I also use Windows Servers, among other OSes on a cluster of vSan nodes.
I set my MTF on a pre-constructed SSD image within the NTFS drive itself, while all large record data remains on the HDD. This technique forces all small records to be accessed with full acceleration, and more than DOUBLES the HDD iops. of the NTFS (for any usage pattern whatsoever, as half of every record access NTFS does involves touching the MFT; which resolves near instantly; therefore the HDD head stays where it is and continues to read data contiguously without having the reference the MFT on every next block). Using 4k cluster size, having a max of 16TBs per node/HDD, anything higher for Storj node use would be counter productive, IMO. This manually perforated MFT of 1 meg contiguous segments reaches ~160GB, 86GB (good for 5.375 GB of MFT entries x 16 [TB] = 86 million files) of which denote the actual MFT the remainder supports all files <16k records to reside either within the MFT records themselves (<4k), or to be set within these 1 meg segments in between the contiguous portions of the MFT; thus forcing all > 1meg data segments onto the HDD itself. It’s not actually much different than ZFS as many here use here, just less rigid.
If I ever ever ever need to defragment, it would only be to defrag files less than 16k-32k. As it only would pull and sort data onto the Nvme; from the Nvme area or the HDD area one way - it’s quick and efficient. 4k cluster also chosen to match native 4kn & Nvme, additionally allows the use of compression, which allows a segmented advantage to denote specific directories for further ease of block manipulation when it comes to any fragmentation. In the case of Storj, think trash directory and having advanced control to pre-defrag future trash removal as advanced cleaning/maintenance of main data. Obviously useful for other things too, as you can defrag only files flagged compression only, much like record size.
BTW, it kicks ZFS ass. I also have ZFS servers with all the bells and whistles employed, and it’s certainly useful for everything as well.
Not here to argue, not here to make a guide/tutorial or anything. Just giving a HINT of what’s possible if you actually think outside the box.

Other ideas:
You might consider employing CASS, Intel’s old failed/dead open source cache software, it’s free but very stable. Its a far better choice than trying to get any productivity out of PrimoCache, and much much much safer.

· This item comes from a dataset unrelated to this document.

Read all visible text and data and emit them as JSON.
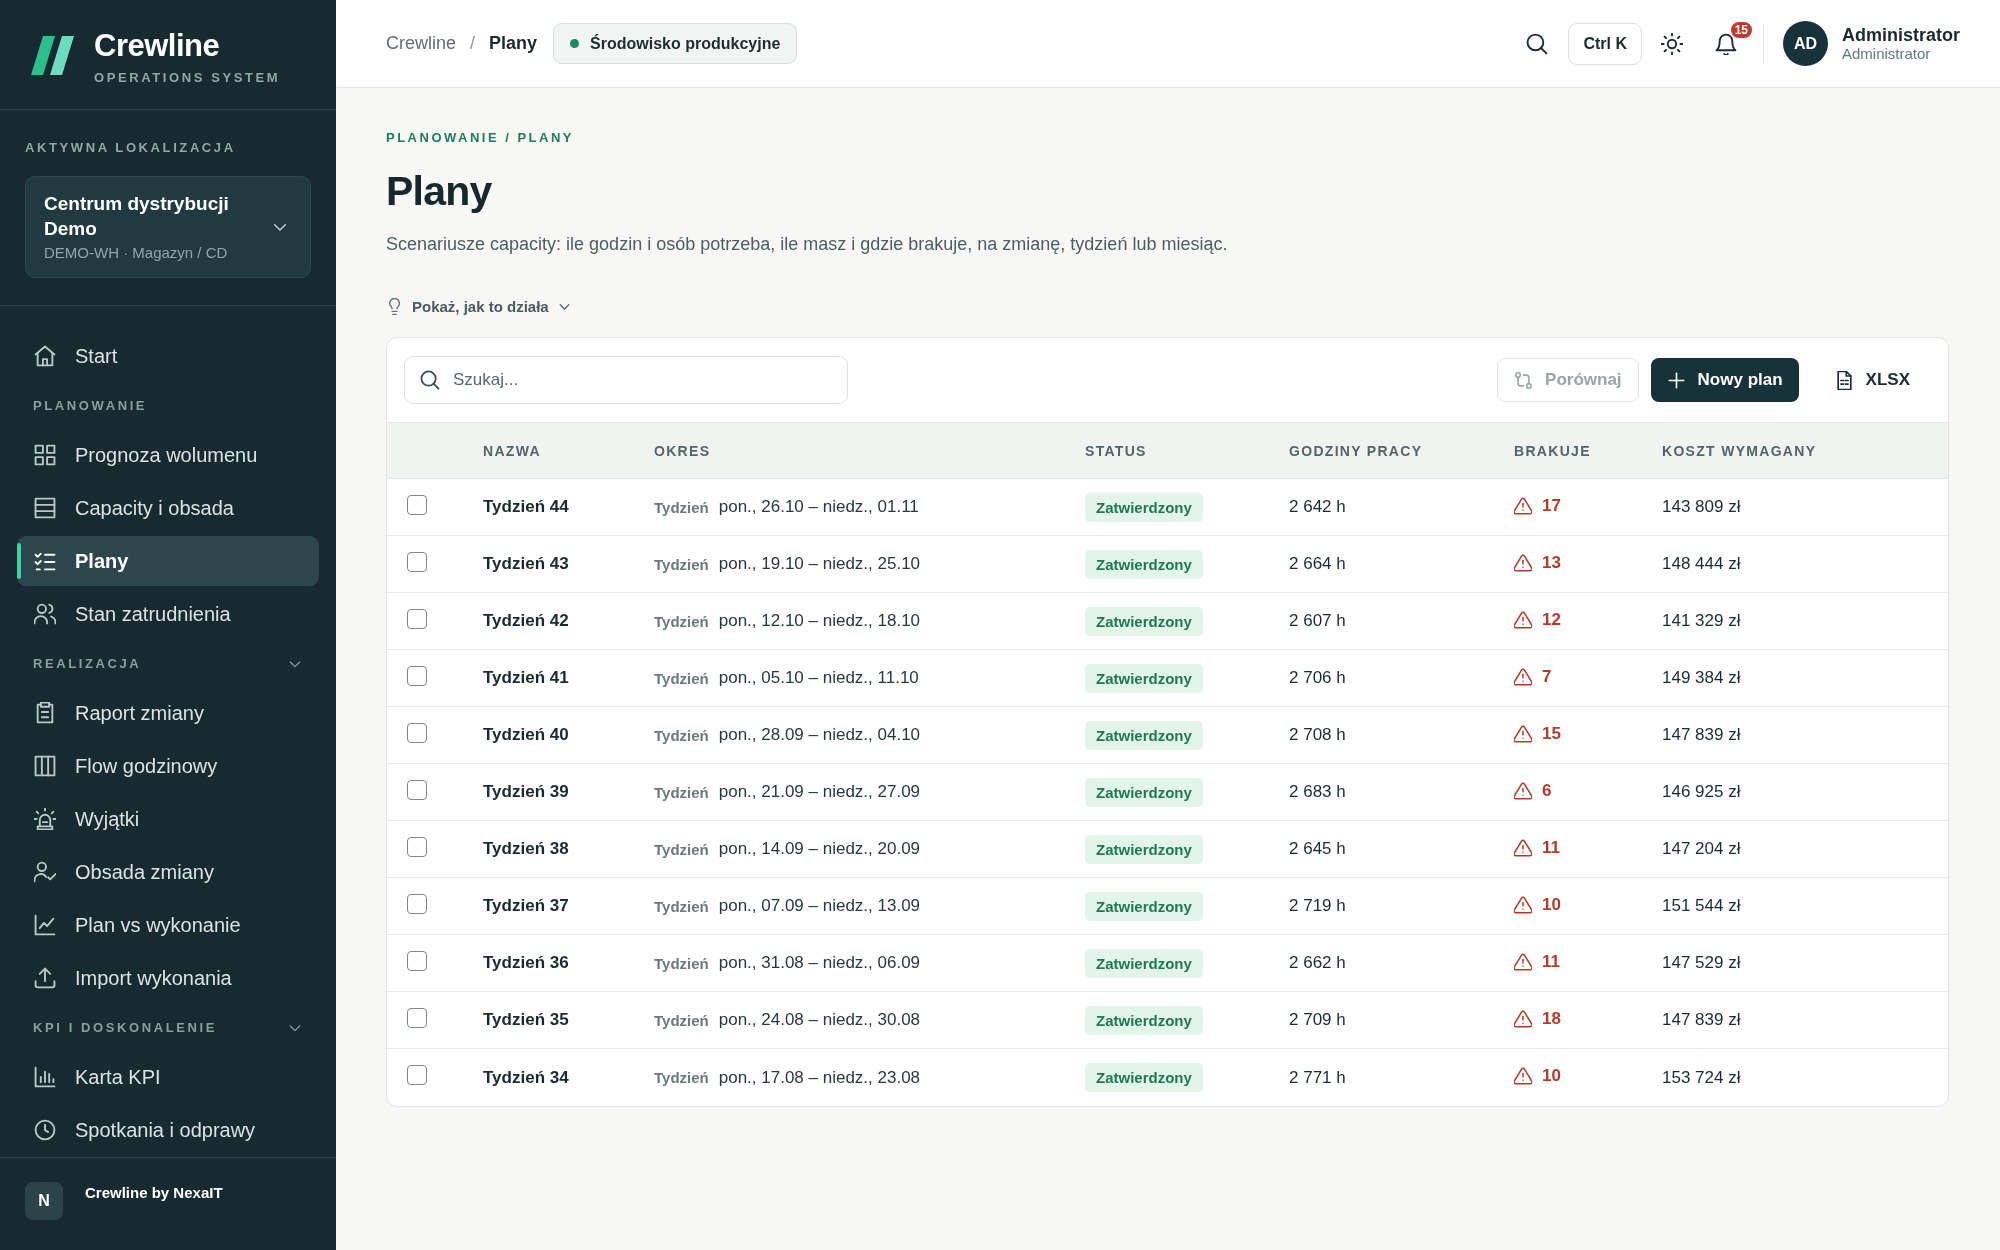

You could also try V-locity, it’s excellent for real time fragmentation prevention and background defragmentation. It’s ounce of prevention is worth a pound of cure. It’s also useful in cluster file systems, as it also configures as a client to and as part of a network server head end, which coordinates various participating nodes.

You could also use REFS, it will provide far less fragmentation for this use case.

After about 4TBs NTFS will have scattered 200 meg segments randomly everywhere, and yes often people must defrag, as the aformentioned record access hdd head movement becomes unbearably slow to access stuff, because you didn’t plan ahead.

Good luck!

25 cents,
Julio

2 Likes

I have a 60-second delay configured, and that hasn’t caused any issues so far. But if I only use it for read acceleration, it’s not effective because the number of requests is unpredictable—it doesn’t consistently read the same files. At least that’s what I’ve noticed.

What you wrote was very helpful, thank you. I’m interested in moving the MFT to the SSD, I’ll look into that.

1 Like

Really NTFS and Windows Server is this bad today. Does it need to defrag SSD and nvme or just hard drives?
Not worked on MS Server for many years.

Basically, Windows’ built-in defragmenter works in the background. Third-party programs can be more efficient, but in some cases they may also be risky — as in my case. SSD drives don’t need to be defragmented (in fact, programs usually prevent it), only optimized. This is essentially the TRIM operation.

2 Likes

They are good enough if you didn’t disable these tasks:

and regarding SSD it’s not needed, because it works physically different, so the fragmentation doesn’t affect it, so usually you do not need to do anything with them. Even TRIM they can do themselves internally.